Every once in a while I like to use my WordPress Reader to browse different categories, and typically I’ll have a look in the TAPIF one to see what new assistants are posting these days.
Typically these blogs remind me of the excitement of arriving, the fun of traveling, and the frustration of improving French skills.
But a post I read recently reminded me of the downside of the assistantship: the loneliness.
I had great assistant friends my assistant year, and even a few French friends in the small town I lived in. I lived in the school’s boarding house where the three other assistants also had rooms, as well as one or two of the school’s surveillants on their nights off.
But still, there were a lot of weeks where I did hardly anything at all. Bar le Duc had very little night life, and just one good bar. The other assistants sometimes kept to themselves other than a weekly movie night at the 6-screen cinema. Doors were typically closed in the boarding house and if we ate together it was by accident. I spent a lot of time reading or on the Internet, and going to Nancy on weekends. I remember one particularly difficult week when I had just been to Spain with les filles, and returned to Bar le Duc to see hardly anyone all week.
In retrospect, if I’d been a little more confident, I would have tried to encourage a more communal culture at the boarding house. Because of the language and cultural barrier, I sometimes didn’t understand invitations from the two professeurs-stagiaires at the school. One of them was from Bretagne and was surely lonely living in Bar le Duc, but as a foreigner I didn’t have the guts to assume she’d want to hang out.
My year as a lectrice in Reims was also difficult at times, in fact, definitely more so than the year in Bar le Duc. Reims has a reputation for being unfriendly. There never seemed to be much going on in spite of it being a relatively large and certainly pretty city. The lecteurs from the fac de langues were a lifesaver that year, but even so, unless you truly hit it off with a couple of new close friends, it’s hard to overcome loneliness with just the help of one or two people. Most of the year I only worked Mondays and Tuesdays, and found myself wishing for more hours. I went to a number of soirées where I didn’t have a lot of fun, but felt good for at least having gotten out of the house.
In the end, if I had to do it all over again, I would:
1) Never say no to any invitation of any sort.
2) Not be afraid to impose myself on people, in a polite way. I think French people appreciate outgoing-ness, and take invitations for coffee or dinner more seriously than Americans, as a real gesture rather than just a courtesy.

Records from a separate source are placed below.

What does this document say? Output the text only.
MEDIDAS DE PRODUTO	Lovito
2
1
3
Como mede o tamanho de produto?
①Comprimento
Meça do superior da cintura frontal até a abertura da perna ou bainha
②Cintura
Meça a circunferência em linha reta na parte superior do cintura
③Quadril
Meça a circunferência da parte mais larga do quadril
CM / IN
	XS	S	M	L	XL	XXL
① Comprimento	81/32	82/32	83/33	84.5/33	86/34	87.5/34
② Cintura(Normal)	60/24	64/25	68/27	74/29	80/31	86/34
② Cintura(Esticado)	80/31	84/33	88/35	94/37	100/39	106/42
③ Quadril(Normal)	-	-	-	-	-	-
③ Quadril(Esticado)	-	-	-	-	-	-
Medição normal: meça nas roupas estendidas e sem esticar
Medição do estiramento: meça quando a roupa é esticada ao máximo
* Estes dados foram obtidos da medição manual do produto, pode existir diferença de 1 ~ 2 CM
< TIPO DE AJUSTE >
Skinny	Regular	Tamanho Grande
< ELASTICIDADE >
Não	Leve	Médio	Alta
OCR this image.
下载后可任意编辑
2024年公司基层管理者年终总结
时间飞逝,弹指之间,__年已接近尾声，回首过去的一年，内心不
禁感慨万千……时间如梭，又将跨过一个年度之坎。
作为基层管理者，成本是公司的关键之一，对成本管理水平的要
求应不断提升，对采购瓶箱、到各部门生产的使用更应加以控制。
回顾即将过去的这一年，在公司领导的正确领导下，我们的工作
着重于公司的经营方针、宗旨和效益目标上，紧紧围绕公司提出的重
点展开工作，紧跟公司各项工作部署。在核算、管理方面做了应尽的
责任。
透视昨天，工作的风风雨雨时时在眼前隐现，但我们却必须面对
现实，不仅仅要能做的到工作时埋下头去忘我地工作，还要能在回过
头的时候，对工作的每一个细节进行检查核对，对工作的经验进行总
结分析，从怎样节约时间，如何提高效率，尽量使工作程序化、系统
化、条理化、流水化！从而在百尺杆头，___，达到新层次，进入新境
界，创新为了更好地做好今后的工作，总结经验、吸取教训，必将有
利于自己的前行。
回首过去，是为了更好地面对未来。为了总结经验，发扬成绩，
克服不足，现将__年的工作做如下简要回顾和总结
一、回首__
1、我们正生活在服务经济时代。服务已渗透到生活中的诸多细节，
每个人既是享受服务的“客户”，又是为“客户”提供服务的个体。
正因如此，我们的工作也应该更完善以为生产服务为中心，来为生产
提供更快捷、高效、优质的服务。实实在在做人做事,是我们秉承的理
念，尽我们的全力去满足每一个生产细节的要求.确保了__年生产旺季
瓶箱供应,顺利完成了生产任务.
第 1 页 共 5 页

I can’t say I really have these same problems today, now that I have a full-time job and a live-in boyfriend. But when he’s gone and I’m off work, it can be a surprise to find myself wondering what to do with myself (besides more work of course). French friends, like young people all over the world, come and go as their studies or jobs end, and that’s the case for me and Ju these days. Many of our good friends are a three-hour drive or more away. Fortunately we have each other, but I should possibly start following my own advice (see #s 1, 2) some time soon.
I wonder sometimes if this phenomenon of expat loneliness is not just from the expat-ness of it all, but also from the difficulty readjusting after college. People used to tell me that it was harder to find friends after Macalester—you’re no longer surrounded by 2000 people of your age with similar interests, looking to make friends.
Any wisdom or similar experiences out there?